Ícone do site Jornal O Sul

Atividade industrial do Rio Grande do Sul caiu 0,8% em maio, aponta pesquisa da Fiergs

Relatório foi divulgado pela entidade nessa quinta-feira. (Foto: Arquivo/Fiergs)

O Índice de Desempenho Industrial (IDI) gaúcho apresentou queda de 0,8% em maio, devolvendo parte da recuperação de 1,4% registrada no mês anterior. A informação consta em relatório divulgado nessa quinta-feira (9) pelo presidente da Federação das Indústrias do Estado do Rio Grande do Sul (Fiergs), Claudio Bier.

De acordo com o dirigente, embora a desaceleração do setor tenha perdido intensidade, ainda não há sinais de uma retomada consolidada: “A atividade industrial passou a oscilar em torno de um patamar relativamente estável, mas as incertezas relacionadas à inflação, aos juros elevados e às expectativas ainda pessimistas para a economia seguem limitando uma recuperação mais consistente da indústria”.

A retração do IDI-RS em maio refletiu, principalmente, a redução de 1,6% nas compras industriais. Em contrapartida, o faturamento real avançou 1,1%, enquanto as horas trabalhadas na produção e o emprego cresceram 0,2% cada. A massa salarial teve alta de 0,1%, ao passo que o uso da capacidade instalada (UCI) aumentou 0,1 ponto percentual, alcançando 78,7%.

Na comparação com maio de 2025, o IDI-RS recuou 6,7%, refletindo o desempenho negativo de todos os indicadores que compõem o índice. A maior retração foi registrada nas compras industriais (-11,4%), que voltaram a apresentar queda de dois dígitos após dois meses de recuos menos intensos. Também houve redução no faturamento real (-10,3%), nas horas trabalhadas na produção (-8,4%), na massa salarial (-3,9%) e no emprego (-2,5%). A utilização da capacidade instalada também caiu 1,2 ponto percentual.

Acumulado

No acumulado de janeiro a maio, o IDI-RS registra queda de 5,3%, completando assim oito meses consecutivos de resultados negativos na comparação interanual. Dentre os componentes do índice, as compras industriais acumulam a maior retração no período (-13%), seguidas pelas horas trabalhadas na produção (-6,5%) e pelo faturamento real (-6,3%). Emprego e massa salarial recuaram 1,4% cada, enquanto a utilização da capacidade instalada diminuiu 0,7 ponto percentual.

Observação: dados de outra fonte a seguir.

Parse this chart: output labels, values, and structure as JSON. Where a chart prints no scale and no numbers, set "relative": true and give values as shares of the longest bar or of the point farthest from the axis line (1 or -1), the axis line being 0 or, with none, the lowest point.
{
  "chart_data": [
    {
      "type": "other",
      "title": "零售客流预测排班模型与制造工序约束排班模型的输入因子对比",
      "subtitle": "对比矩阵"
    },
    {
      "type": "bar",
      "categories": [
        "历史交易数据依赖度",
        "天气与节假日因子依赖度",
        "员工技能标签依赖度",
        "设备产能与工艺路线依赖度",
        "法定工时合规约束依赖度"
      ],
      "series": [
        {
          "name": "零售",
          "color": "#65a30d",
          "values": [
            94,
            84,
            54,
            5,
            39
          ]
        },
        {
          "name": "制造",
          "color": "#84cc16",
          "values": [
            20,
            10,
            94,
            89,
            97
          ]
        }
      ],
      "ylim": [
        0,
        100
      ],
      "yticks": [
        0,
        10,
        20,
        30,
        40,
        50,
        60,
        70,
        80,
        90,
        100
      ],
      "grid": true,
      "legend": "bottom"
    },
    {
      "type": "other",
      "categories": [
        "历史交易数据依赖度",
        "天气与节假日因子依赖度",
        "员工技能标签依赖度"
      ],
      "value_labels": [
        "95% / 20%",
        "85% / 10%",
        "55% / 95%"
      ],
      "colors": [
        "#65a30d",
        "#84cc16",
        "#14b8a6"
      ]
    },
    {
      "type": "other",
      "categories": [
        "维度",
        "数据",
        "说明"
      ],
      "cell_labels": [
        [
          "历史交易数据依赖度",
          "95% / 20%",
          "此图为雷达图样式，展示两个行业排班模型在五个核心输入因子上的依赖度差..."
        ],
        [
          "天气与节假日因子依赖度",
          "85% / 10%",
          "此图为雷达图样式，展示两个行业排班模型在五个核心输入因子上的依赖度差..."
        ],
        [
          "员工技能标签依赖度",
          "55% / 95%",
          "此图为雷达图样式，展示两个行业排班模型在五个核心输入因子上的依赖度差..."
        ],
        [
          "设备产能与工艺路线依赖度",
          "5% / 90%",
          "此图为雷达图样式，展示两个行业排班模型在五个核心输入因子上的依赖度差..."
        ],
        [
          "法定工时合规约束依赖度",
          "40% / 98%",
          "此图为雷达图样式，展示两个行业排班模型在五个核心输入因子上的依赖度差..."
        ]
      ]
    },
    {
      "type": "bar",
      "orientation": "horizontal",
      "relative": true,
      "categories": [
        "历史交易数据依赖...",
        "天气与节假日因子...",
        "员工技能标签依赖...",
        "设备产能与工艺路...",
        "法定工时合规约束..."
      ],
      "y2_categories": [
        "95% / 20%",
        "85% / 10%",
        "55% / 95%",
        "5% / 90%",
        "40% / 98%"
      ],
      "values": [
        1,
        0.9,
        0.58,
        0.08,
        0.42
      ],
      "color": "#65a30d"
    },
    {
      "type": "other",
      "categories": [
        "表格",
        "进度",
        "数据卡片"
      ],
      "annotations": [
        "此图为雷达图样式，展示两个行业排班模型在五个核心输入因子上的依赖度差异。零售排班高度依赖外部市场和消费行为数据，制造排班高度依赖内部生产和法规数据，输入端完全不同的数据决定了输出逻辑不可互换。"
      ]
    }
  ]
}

A queda da atividade industrial foi disseminada entre os segmentos pesquisados: apenas três dos 16 registraram desempenho positivo no acumulado do ano. Os avanços foram observados em Alimentos (5,8%), Móveis (3,3%) e Têxteis (0,5%). As principais contribuições negativas vieram de Máquinas e equipamentos (-12%), Veículos automotores (-9,4%) e Equipamentos de informática, produtos eletrônicos e ópticos (-14,6%).